Academic Career as a physician and/or scientist—How to Make it work!

On this coming Saturday (Sept11, 2021), CNAHA is honored to host a virtual talk/discussion
event featured by Dr. Mark Anderson who is a world-renowned physician-scientist. He will be
giving advice on how to manage a research lab and at the same time to handle a busy clinical
life. The event will have a 20-min talk on his major scientific findings and career path and advice
followed by a 30-min discussion. The goal of this event is to help young cardiologists and/or
researchers for their academic career development and develop their own basic/clinical research
programs. Please take advantage of this unique opportunity to make your best effort to
participate.
Dr. Mark Anderson is the William Osler Professor of Medicine, the director of the Department
of Medicine in the Johns Hopkins University School of Medicine and physician-in-chief of The
Johns Hopkins Hospital. He is a renowned physician, researcher, and educator.
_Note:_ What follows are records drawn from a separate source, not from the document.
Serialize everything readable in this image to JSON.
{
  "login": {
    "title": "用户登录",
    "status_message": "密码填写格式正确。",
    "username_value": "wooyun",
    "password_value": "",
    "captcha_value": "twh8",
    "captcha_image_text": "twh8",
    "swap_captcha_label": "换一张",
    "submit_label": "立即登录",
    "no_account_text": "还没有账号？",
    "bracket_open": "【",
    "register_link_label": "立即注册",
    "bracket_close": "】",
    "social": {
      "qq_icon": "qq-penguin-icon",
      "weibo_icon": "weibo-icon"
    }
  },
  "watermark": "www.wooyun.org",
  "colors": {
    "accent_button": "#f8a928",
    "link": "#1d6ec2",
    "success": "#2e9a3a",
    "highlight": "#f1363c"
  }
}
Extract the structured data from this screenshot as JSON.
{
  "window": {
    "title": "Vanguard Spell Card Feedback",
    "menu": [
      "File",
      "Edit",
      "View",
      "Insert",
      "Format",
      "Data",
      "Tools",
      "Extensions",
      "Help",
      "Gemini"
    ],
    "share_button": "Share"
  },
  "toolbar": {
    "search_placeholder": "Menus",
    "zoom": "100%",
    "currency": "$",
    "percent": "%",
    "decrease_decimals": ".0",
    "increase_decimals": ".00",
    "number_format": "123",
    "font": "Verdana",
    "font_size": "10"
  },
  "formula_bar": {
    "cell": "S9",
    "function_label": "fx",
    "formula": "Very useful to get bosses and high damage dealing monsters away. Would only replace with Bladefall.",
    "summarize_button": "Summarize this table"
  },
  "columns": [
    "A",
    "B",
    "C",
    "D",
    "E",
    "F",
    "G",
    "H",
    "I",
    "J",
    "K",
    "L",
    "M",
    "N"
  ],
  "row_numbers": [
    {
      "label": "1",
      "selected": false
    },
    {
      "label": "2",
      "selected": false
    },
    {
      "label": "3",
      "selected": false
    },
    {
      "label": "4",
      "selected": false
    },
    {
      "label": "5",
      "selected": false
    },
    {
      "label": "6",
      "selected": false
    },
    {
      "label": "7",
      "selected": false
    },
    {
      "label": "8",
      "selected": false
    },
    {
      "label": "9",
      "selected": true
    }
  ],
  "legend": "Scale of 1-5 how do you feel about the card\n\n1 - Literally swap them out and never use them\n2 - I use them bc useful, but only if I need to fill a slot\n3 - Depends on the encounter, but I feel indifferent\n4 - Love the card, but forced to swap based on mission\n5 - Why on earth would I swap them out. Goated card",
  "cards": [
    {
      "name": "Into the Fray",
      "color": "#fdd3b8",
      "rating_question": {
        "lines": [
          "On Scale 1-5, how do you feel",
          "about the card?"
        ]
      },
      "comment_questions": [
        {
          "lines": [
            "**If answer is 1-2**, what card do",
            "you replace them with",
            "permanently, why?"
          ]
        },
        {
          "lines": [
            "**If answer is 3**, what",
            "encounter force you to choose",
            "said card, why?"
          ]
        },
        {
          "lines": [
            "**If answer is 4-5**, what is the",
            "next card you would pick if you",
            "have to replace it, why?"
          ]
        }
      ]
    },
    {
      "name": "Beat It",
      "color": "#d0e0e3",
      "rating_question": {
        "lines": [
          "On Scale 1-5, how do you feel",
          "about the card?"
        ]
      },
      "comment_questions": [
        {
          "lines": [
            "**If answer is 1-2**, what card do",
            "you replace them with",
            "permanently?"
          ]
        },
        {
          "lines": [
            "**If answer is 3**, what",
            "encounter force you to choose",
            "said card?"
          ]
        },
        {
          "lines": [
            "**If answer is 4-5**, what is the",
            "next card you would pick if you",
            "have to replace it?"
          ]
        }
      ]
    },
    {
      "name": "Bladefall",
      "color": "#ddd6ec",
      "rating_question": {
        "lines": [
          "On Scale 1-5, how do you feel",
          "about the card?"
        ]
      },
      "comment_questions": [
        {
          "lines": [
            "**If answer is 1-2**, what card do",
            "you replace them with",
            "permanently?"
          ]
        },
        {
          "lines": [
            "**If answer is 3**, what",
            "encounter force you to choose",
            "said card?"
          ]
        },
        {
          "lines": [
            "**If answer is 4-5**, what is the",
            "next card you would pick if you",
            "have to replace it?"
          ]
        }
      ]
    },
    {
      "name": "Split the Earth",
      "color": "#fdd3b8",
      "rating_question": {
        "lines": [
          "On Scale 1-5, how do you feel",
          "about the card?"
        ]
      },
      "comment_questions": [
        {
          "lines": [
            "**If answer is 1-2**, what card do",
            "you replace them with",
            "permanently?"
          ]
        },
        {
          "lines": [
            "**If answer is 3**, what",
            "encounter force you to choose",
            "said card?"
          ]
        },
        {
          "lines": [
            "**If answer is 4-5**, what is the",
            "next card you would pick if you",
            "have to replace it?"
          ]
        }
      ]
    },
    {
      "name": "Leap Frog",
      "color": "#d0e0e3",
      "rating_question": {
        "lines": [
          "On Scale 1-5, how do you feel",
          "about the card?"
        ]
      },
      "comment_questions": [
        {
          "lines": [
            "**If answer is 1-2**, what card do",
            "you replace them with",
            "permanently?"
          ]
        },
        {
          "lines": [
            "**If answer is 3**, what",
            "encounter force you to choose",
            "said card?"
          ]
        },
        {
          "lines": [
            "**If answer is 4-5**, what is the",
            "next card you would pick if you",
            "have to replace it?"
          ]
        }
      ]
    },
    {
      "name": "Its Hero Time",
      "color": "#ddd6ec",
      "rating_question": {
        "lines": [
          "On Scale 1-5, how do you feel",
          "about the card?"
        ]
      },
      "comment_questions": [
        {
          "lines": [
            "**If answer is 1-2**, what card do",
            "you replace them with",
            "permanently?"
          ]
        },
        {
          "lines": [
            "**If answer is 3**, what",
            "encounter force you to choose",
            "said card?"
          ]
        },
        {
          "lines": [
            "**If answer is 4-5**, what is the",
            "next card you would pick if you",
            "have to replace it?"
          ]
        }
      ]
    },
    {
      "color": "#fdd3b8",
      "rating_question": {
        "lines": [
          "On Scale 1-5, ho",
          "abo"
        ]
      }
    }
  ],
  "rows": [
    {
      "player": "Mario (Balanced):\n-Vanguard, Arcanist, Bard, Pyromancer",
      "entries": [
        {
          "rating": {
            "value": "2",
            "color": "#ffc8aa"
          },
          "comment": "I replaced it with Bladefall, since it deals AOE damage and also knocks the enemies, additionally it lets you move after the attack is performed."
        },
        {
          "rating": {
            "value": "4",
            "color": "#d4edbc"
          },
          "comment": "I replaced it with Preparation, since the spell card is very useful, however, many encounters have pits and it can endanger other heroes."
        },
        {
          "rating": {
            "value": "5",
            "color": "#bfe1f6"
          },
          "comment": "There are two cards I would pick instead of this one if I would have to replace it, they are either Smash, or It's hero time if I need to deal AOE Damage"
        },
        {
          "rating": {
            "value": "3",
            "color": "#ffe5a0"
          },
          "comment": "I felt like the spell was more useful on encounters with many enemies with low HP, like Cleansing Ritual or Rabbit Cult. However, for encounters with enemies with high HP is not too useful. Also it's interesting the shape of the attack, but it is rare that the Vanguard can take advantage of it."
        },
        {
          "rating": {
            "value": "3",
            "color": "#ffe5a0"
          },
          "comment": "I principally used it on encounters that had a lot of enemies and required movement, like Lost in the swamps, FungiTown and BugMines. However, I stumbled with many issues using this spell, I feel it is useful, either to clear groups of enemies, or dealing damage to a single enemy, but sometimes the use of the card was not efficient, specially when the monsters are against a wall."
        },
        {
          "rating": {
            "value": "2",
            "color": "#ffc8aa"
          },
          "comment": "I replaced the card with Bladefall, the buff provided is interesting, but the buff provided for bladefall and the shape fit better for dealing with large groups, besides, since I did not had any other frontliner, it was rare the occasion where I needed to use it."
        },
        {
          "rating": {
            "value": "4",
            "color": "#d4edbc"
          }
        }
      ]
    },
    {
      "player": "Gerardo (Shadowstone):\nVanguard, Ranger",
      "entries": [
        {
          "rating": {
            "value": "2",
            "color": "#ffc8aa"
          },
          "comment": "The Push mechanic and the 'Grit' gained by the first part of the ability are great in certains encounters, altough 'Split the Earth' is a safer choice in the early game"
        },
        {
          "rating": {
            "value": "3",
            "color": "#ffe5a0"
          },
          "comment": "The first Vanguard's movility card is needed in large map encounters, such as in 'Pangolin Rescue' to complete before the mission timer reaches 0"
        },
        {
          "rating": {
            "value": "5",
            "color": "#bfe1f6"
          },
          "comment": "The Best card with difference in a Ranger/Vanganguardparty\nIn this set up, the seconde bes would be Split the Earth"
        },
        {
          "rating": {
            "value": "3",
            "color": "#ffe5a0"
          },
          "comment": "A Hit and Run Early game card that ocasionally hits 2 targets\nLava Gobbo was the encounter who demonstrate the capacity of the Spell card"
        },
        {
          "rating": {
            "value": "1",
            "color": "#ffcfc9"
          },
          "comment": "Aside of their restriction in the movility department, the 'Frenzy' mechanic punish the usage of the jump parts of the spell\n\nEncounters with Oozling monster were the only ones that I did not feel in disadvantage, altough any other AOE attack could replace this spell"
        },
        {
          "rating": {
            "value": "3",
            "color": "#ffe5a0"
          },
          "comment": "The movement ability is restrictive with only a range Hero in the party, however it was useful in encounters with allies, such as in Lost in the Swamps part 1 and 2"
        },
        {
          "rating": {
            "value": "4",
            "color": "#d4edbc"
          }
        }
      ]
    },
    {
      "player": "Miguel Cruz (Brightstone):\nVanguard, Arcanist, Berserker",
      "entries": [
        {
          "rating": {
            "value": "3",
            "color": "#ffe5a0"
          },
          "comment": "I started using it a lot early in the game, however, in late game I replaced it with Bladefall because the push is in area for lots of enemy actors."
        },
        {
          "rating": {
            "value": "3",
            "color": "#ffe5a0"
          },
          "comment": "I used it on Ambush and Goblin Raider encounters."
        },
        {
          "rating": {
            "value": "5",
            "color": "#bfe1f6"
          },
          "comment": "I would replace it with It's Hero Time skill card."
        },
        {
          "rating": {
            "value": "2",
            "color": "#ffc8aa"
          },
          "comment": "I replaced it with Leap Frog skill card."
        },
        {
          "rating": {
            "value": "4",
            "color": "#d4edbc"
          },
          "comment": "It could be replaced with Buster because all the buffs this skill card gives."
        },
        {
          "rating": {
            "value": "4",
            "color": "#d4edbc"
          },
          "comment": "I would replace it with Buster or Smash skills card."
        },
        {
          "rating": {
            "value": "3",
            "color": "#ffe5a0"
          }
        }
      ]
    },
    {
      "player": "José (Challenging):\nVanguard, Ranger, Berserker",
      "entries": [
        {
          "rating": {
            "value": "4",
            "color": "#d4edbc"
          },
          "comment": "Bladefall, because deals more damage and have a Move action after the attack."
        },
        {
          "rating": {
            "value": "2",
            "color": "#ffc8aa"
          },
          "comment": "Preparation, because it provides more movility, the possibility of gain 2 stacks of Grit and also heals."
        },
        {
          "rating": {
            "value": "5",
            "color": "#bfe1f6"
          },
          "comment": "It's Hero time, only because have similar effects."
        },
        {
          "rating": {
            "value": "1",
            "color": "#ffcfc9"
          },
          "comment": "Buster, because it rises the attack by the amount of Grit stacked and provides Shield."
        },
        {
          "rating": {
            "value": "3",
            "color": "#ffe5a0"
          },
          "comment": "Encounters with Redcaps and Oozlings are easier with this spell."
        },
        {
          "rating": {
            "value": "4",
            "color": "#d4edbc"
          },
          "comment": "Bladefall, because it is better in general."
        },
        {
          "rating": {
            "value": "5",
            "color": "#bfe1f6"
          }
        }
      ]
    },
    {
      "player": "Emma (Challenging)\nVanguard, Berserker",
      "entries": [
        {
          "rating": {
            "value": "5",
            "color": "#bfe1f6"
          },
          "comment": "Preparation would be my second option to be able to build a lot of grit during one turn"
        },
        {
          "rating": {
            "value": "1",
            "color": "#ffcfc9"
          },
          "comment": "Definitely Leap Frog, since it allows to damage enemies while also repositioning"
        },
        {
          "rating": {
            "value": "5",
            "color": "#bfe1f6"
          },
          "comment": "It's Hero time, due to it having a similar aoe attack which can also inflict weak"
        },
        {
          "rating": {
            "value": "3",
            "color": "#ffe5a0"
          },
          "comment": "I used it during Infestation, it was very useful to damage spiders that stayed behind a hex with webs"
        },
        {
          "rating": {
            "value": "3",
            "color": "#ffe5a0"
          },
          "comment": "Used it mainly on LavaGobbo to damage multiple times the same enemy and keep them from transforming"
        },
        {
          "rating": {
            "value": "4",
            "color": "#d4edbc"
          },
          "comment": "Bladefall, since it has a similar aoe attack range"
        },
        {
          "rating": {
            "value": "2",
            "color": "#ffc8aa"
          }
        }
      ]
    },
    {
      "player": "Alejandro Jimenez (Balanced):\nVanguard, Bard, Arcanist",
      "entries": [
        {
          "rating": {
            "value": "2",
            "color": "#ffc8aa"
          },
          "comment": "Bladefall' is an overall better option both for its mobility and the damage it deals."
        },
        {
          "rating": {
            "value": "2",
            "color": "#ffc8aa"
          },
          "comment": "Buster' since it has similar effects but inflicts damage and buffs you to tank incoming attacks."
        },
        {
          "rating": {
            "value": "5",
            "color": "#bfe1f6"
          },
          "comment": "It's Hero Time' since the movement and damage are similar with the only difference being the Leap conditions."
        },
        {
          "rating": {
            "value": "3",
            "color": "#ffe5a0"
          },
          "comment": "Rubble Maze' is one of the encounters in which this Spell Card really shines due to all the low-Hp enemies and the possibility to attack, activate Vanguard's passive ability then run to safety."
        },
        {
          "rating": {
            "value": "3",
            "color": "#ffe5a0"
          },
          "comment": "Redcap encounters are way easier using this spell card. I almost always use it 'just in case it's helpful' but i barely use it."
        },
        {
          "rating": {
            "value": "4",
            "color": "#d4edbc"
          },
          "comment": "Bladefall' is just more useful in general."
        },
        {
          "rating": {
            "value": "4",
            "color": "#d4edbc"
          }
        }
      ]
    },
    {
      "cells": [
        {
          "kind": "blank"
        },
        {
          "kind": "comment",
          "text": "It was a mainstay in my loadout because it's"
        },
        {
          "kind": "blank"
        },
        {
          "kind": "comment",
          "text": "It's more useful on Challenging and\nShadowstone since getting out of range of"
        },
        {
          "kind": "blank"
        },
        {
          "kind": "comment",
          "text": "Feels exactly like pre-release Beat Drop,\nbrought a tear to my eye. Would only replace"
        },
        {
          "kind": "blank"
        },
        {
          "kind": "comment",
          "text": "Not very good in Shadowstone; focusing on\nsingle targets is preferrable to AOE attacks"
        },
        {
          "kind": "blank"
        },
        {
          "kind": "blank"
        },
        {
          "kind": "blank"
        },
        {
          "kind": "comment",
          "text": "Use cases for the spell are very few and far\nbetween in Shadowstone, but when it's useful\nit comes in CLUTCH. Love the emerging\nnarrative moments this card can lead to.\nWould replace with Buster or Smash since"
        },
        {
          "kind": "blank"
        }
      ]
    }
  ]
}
His group was the first to identify CaMKII, a serine-threonine kinase, as a pro-arrhythmic
signal and therapeutic target (US Patent #6,518,245 and US Patent #7,251,525). His lab also
found that CaMKII augmented voltage-gated Ca2+ current (Anderson Circ Res 1994) and that
this property contributed to arrhythmia-triggering early (Anderson JPET 1998; Wu Am J Physiol
1999) and delayed (Wu Circ Res 1999) after-depolarizations. Through his work and the work of
many other groups, CaMKII is now recognized to affect multiple ionic currents, Ca2+
homeostatic proteins and is a widely validated pro-arrhythmic signal and therapeutic target.
These findings led to patents and motivated active industry efforts to develop CaMKII inhibitor
drugs, in part, to treat cardiac arrhythmias.
His group was also the first to publish evidence (Zhang Nat Med 2005) and win a patent
(US Patent #7,320,959) that myocardial CaMKII inhibition was protective against clinically
relevant models of heart failure in mice. CaMKII is now widely celebrated as a nodal signal for
orchestrating diverse, maladaptive mechanisms in the syndrome of heart failure. There are now
several active commercial programs for developing CaMKII inhibitory drugs for heart failure
and arrhythmias. His group also identified CaMKII as a critical signal for supporting
physiological fight or flight heart rate acceleration by enhancing sarcoplasmic reticulum Ca2+
uptake and release and discovered that excessive CaMKII activation by angiotensin II or
hyperglycemia led to SAN cell death and pacemaker dysfunction. In addition, his group revealed
the underlying mechanism how CaMKII is activated by oxidant stress. And oxidized CaMKII
(ox-CaMKII) contributes to cardiovascular, metabolic and pulmonary disease.